What do you do when you’ve misplaced or forgotten your USB cable, the one you use every day to charge your phone? You borrow another one, of course, and you’re good to go. And you don’t worry about the unpleasant consequences that this simple loan might have… In fact, for most people, part of the vulnerability of the USB interface often goes completely unnoticed.
Spy microcontroller hidden in the connector
We’ve certainly learned to beware of USB memory sticks, but our vigilance stops there. Nonetheless, if this subject interests you, you are doubtless aware that inside the USB connector it is possible to conceal a microcontroller. That is capable of transforming a common-looking USB cable into a formidable hacking tool. A few years ago, when this possibility (often called BadUSB
) was brought to light, it made a bit of noise. It has been made practical in an interesting product (but one of debatable uses!)
The microcontroller hidden in the connector of the USB Ninja cable is notable in that it communicates wirelessly with the outside world. It is its Bluetooth interface which allows the person controlling the USB Ninja to surreptitiously load malware or spyware.

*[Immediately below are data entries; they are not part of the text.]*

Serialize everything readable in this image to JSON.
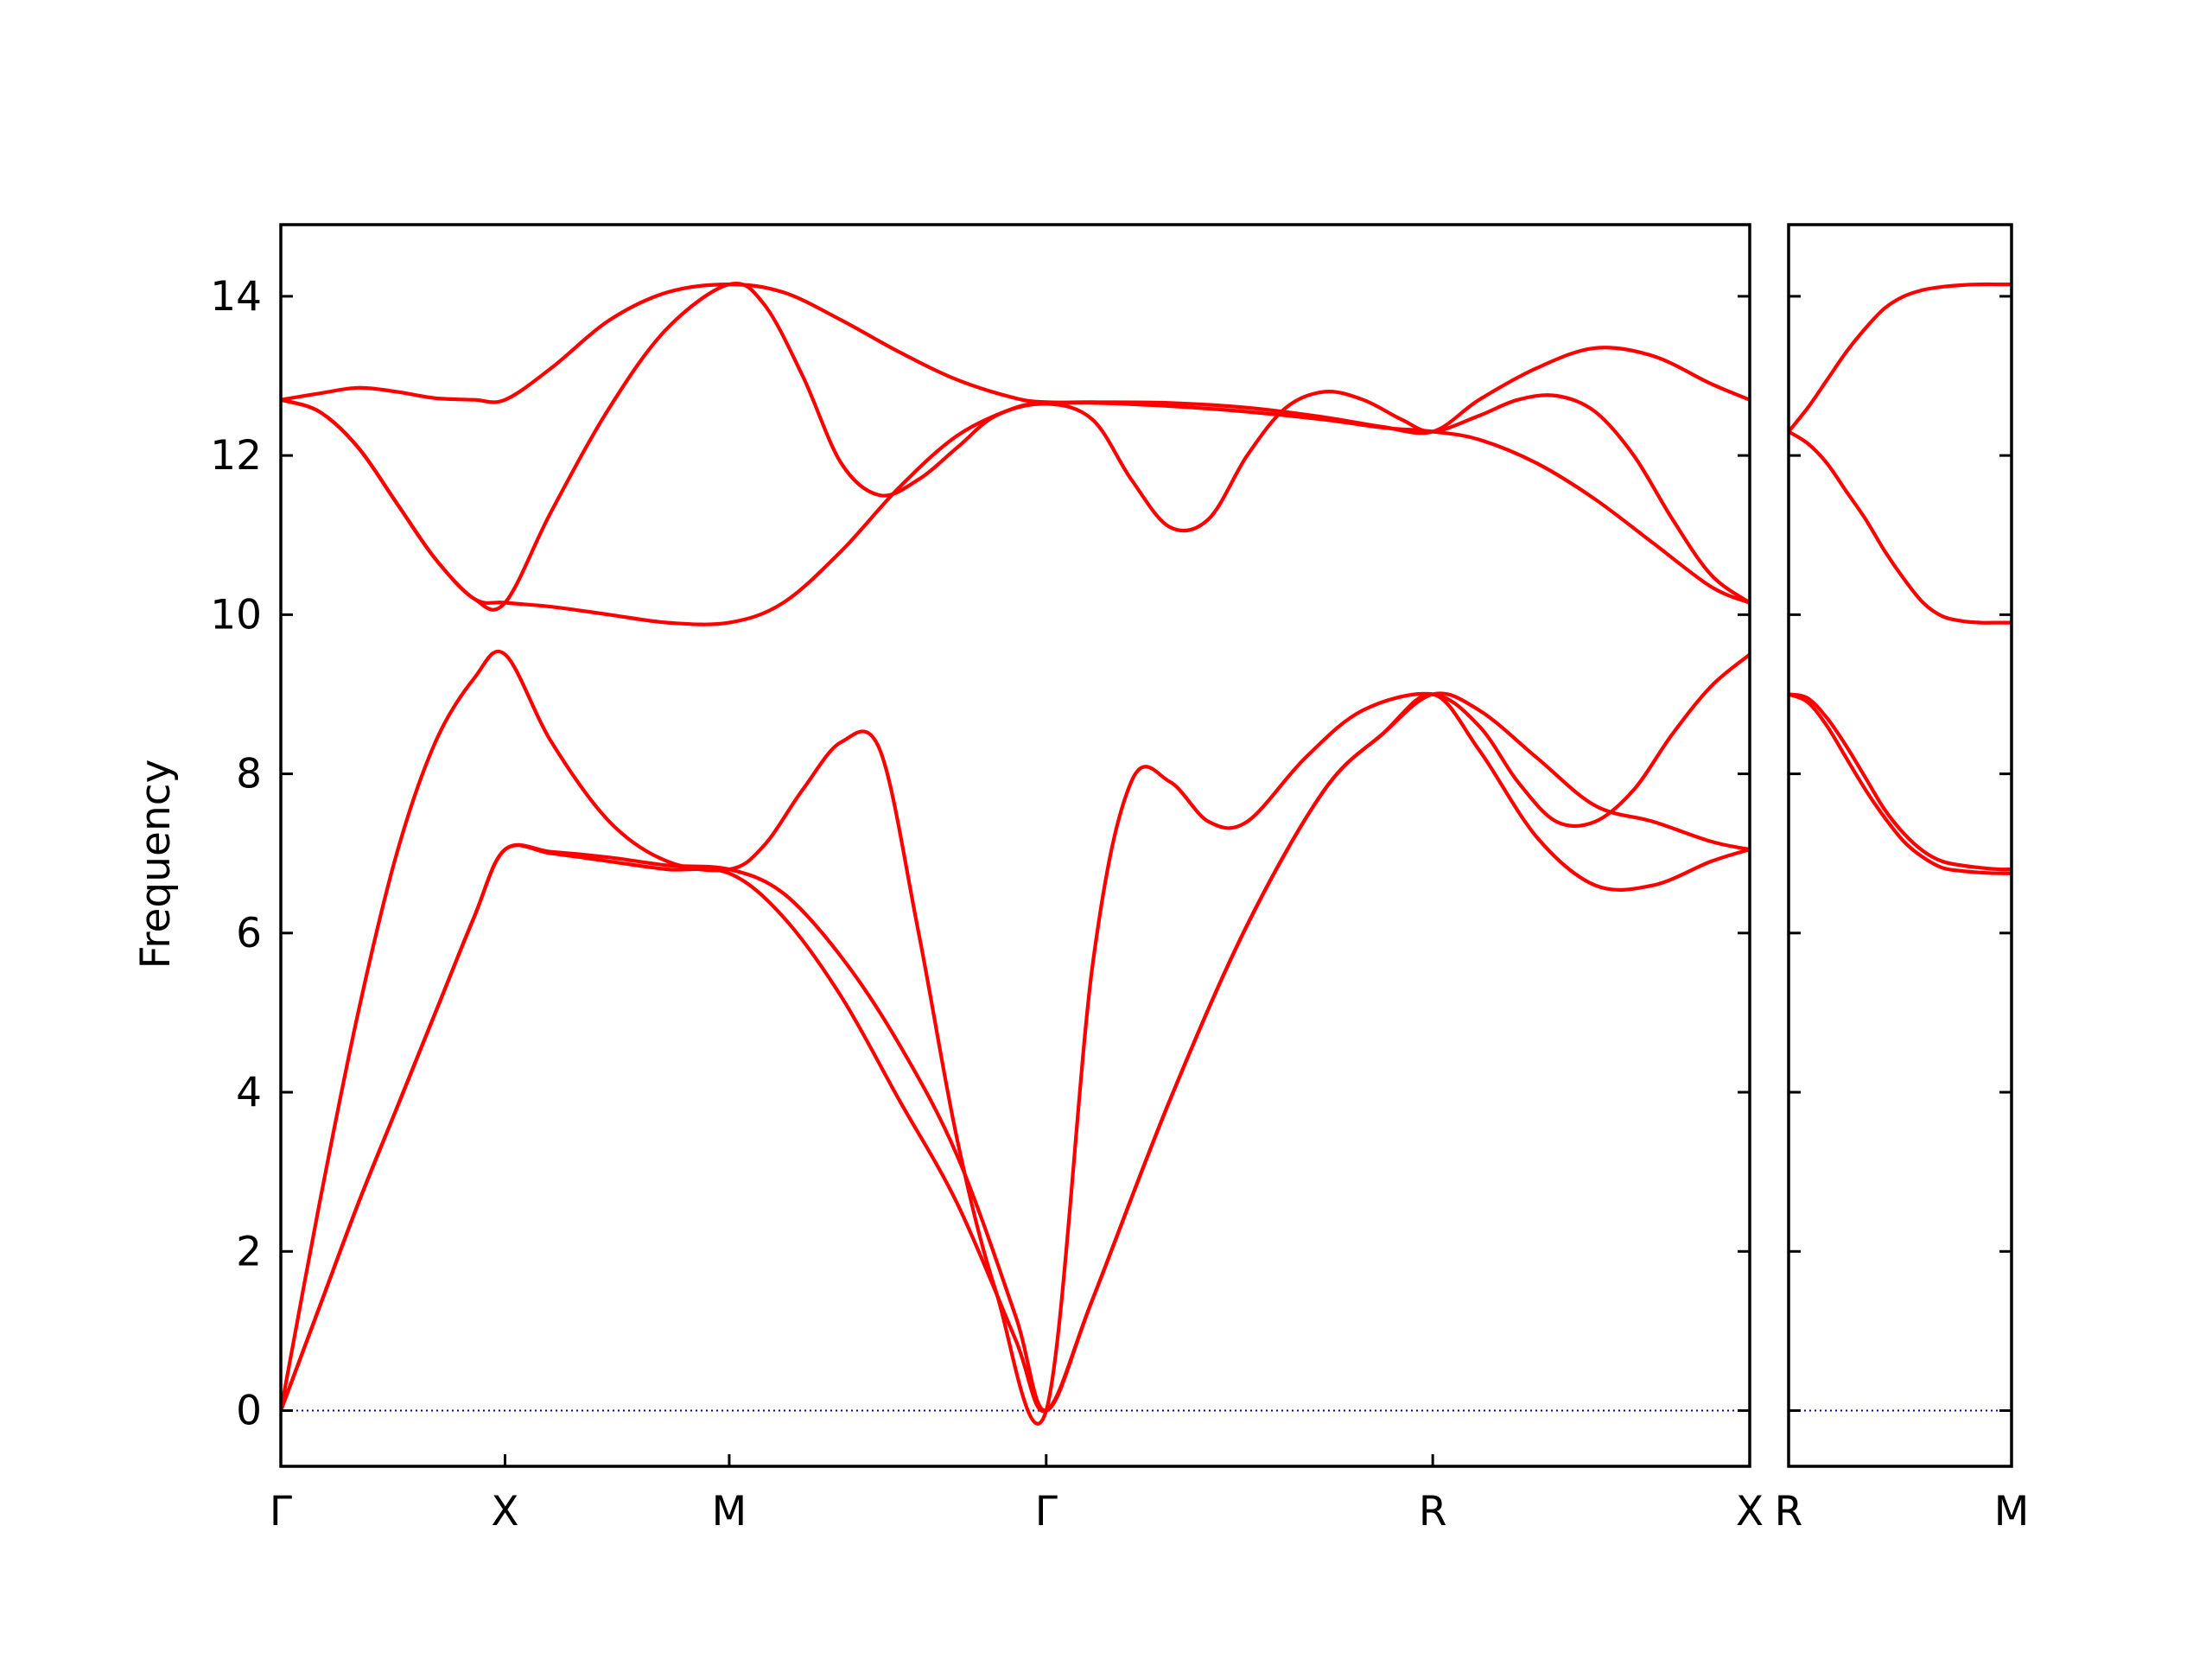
{
  "chart_data": {
    "type": "line",
    "title": "",
    "ylabel": "Frequency",
    "ylim": [
      -0.7,
      14.9
    ],
    "yticks": [
      0,
      2,
      4,
      6,
      8,
      10,
      12,
      14
    ],
    "grid": false,
    "colors": {
      "band": "#ff0000",
      "zero_line": "#0000aa"
    },
    "zero_line": 0,
    "panels": [
      {
        "xlim": [
          0,
          3.8
        ],
        "xticks": [
          {
            "x": 0.0,
            "label": "Γ"
          },
          {
            "x": 0.58,
            "label": "X"
          },
          {
            "x": 1.16,
            "label": "M"
          },
          {
            "x": 1.98,
            "label": "Γ"
          },
          {
            "x": 2.98,
            "label": "R"
          },
          {
            "x": 3.8,
            "label": "X"
          }
        ],
        "series": [
          {
            "x": [
              0,
              0.1,
              0.2,
              0.3,
              0.4,
              0.5,
              0.58,
              0.7,
              0.85,
              1.0,
              1.16,
              1.3,
              1.45,
              1.6,
              1.75,
              1.9,
              1.98,
              2.1,
              2.3,
              2.5,
              2.7,
              2.85,
              2.98,
              3.1,
              3.25,
              3.4,
              3.55,
              3.7,
              3.8
            ],
            "y": [
              0,
              1.3,
              2.6,
              3.8,
              5.0,
              6.2,
              7.05,
              7.02,
              6.95,
              6.85,
              6.8,
              6.5,
              5.7,
              4.6,
              3.2,
              1.2,
              0,
              1.4,
              3.9,
              6.1,
              7.8,
              8.5,
              9.0,
              8.8,
              8.2,
              7.6,
              7.4,
              7.15,
              7.05
            ]
          },
          {
            "x": [
              0,
              0.1,
              0.2,
              0.3,
              0.4,
              0.5,
              0.58,
              0.7,
              0.85,
              1.0,
              1.16,
              1.3,
              1.45,
              1.6,
              1.75,
              1.9,
              1.98,
              2.1,
              2.3,
              2.5,
              2.7,
              2.85,
              2.98,
              3.1,
              3.25,
              3.4,
              3.55,
              3.7,
              3.8
            ],
            "y": [
              0,
              1.3,
              2.6,
              3.8,
              5.0,
              6.2,
              7.05,
              7.0,
              6.9,
              6.8,
              6.75,
              6.2,
              5.2,
              3.9,
              2.6,
              0.9,
              0,
              1.4,
              3.9,
              6.1,
              7.8,
              8.5,
              9.0,
              8.3,
              7.2,
              6.6,
              6.6,
              6.9,
              7.05
            ]
          },
          {
            "x": [
              0,
              0.1,
              0.2,
              0.3,
              0.4,
              0.5,
              0.58,
              0.7,
              0.85,
              1.0,
              1.16,
              1.25,
              1.35,
              1.45,
              1.55,
              1.65,
              1.75,
              1.85,
              1.98,
              2.1,
              2.2,
              2.3,
              2.4,
              2.5,
              2.65,
              2.8,
              2.98,
              3.1,
              3.2,
              3.3,
              3.4,
              3.5,
              3.6,
              3.7,
              3.8
            ],
            "y": [
              0,
              2.6,
              5.0,
              7.0,
              8.4,
              9.2,
              9.5,
              8.4,
              7.4,
              6.9,
              6.8,
              7.1,
              7.8,
              8.4,
              8.3,
              6.0,
              3.4,
              1.5,
              0,
              5.6,
              7.9,
              7.9,
              7.4,
              7.4,
              8.2,
              8.8,
              9.0,
              8.6,
              7.9,
              7.4,
              7.4,
              7.8,
              8.5,
              9.1,
              9.5
            ]
          },
          {
            "x": [
              0,
              0.1,
              0.2,
              0.3,
              0.4,
              0.5,
              0.58,
              0.7,
              0.85,
              1.0,
              1.16,
              1.3,
              1.45,
              1.6,
              1.75,
              1.9,
              1.98,
              2.1,
              2.3,
              2.5,
              2.7,
              2.85,
              2.98,
              3.1,
              3.25,
              3.4,
              3.55,
              3.7,
              3.8
            ],
            "y": [
              12.7,
              12.55,
              12.1,
              11.4,
              10.7,
              10.2,
              10.15,
              10.1,
              10.0,
              9.9,
              9.9,
              10.15,
              10.8,
              11.6,
              12.25,
              12.6,
              12.65,
              12.66,
              12.62,
              12.55,
              12.45,
              12.35,
              12.3,
              12.2,
              11.9,
              11.45,
              10.9,
              10.35,
              10.15
            ]
          },
          {
            "x": [
              0,
              0.1,
              0.2,
              0.3,
              0.4,
              0.5,
              0.58,
              0.7,
              0.85,
              1.0,
              1.16,
              1.25,
              1.35,
              1.45,
              1.55,
              1.65,
              1.75,
              1.85,
              1.98,
              2.1,
              2.2,
              2.3,
              2.4,
              2.5,
              2.6,
              2.7,
              2.8,
              2.9,
              2.98,
              3.1,
              3.2,
              3.3,
              3.4,
              3.5,
              3.6,
              3.7,
              3.8
            ],
            "y": [
              12.7,
              12.55,
              12.1,
              11.4,
              10.7,
              10.2,
              10.15,
              11.3,
              12.6,
              13.6,
              14.15,
              13.9,
              13.0,
              11.9,
              11.5,
              11.7,
              12.1,
              12.5,
              12.65,
              12.45,
              11.7,
              11.1,
              11.2,
              12.0,
              12.6,
              12.8,
              12.7,
              12.45,
              12.3,
              12.5,
              12.7,
              12.75,
              12.55,
              12.0,
              11.2,
              10.5,
              10.15
            ]
          },
          {
            "x": [
              0,
              0.1,
              0.2,
              0.3,
              0.4,
              0.5,
              0.58,
              0.7,
              0.85,
              1.0,
              1.16,
              1.3,
              1.45,
              1.6,
              1.75,
              1.9,
              1.98,
              2.1,
              2.3,
              2.5,
              2.7,
              2.85,
              2.98,
              3.1,
              3.25,
              3.4,
              3.55,
              3.7,
              3.8
            ],
            "y": [
              12.7,
              12.78,
              12.85,
              12.8,
              12.72,
              12.7,
              12.7,
              13.1,
              13.7,
              14.05,
              14.15,
              14.05,
              13.7,
              13.3,
              12.95,
              12.72,
              12.67,
              12.67,
              12.66,
              12.6,
              12.48,
              12.36,
              12.3,
              12.7,
              13.1,
              13.35,
              13.25,
              12.9,
              12.7
            ]
          }
        ]
      },
      {
        "xlim": [
          0,
          0.58
        ],
        "xticks": [
          {
            "x": 0.0,
            "label": "R"
          },
          {
            "x": 0.58,
            "label": "M"
          }
        ],
        "series": [
          {
            "x": [
              0,
              0.05,
              0.1,
              0.15,
              0.2,
              0.25,
              0.3,
              0.35,
              0.4,
              0.45,
              0.5,
              0.55,
              0.58
            ],
            "y": [
              12.3,
              12.6,
              12.95,
              13.3,
              13.6,
              13.85,
              14.0,
              14.08,
              14.12,
              14.14,
              14.15,
              14.15,
              14.15
            ]
          },
          {
            "x": [
              0,
              0.05,
              0.1,
              0.15,
              0.2,
              0.25,
              0.3,
              0.35,
              0.4,
              0.45,
              0.5,
              0.55,
              0.58
            ],
            "y": [
              12.3,
              12.15,
              11.9,
              11.55,
              11.2,
              10.8,
              10.45,
              10.15,
              9.98,
              9.92,
              9.9,
              9.9,
              9.9
            ]
          },
          {
            "x": [
              0,
              0.05,
              0.1,
              0.15,
              0.2,
              0.25,
              0.3,
              0.35,
              0.4,
              0.45,
              0.5,
              0.55,
              0.58
            ],
            "y": [
              9.0,
              8.9,
              8.6,
              8.2,
              7.8,
              7.45,
              7.15,
              6.95,
              6.82,
              6.78,
              6.76,
              6.75,
              6.75
            ]
          },
          {
            "x": [
              0,
              0.05,
              0.1,
              0.15,
              0.2,
              0.25,
              0.3,
              0.35,
              0.4,
              0.45,
              0.5,
              0.55,
              0.58
            ],
            "y": [
              9.0,
              8.95,
              8.7,
              8.35,
              7.95,
              7.55,
              7.25,
              7.03,
              6.9,
              6.85,
              6.82,
              6.8,
              6.8
            ]
          }
        ]
      }
    ]
  }
}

Programming the device can be done directly in C or in the Arduino programming environment (IDE). Unlocking the device is done with the aid of a small magnet.
USB: Espionage, sabotage, infiltration
At first glance, USBNinja innocently looks like a USB data / charging cable (4 to 25 V @ 10 mA). Once activated by Bluetooth (remote or smartphone) it becomes active. It then acts as a keyboard or mouse, clandestinely transmitting various commands to the system. These are called, modestly, payload
but they can be real torpedoes. It all depends on the intentions, good or bad, of the programmer. He is free to program the payload as he sees fit.
Penetration testing, police and authorities
According to the manufacturer
who presents it as an ideal tool for pentration testers, police and the authorities, such an intruder is not detected by firewalls. As for police, the product is well named. According to Wikipedia, Ninja
(忍者) is the modern Japanese word meaning spies or mercenaries, traditionally called shinobi
(忍び, literally “to slip through”) who use espionage, sabotage, infiltration, assassination and guerilla techniques.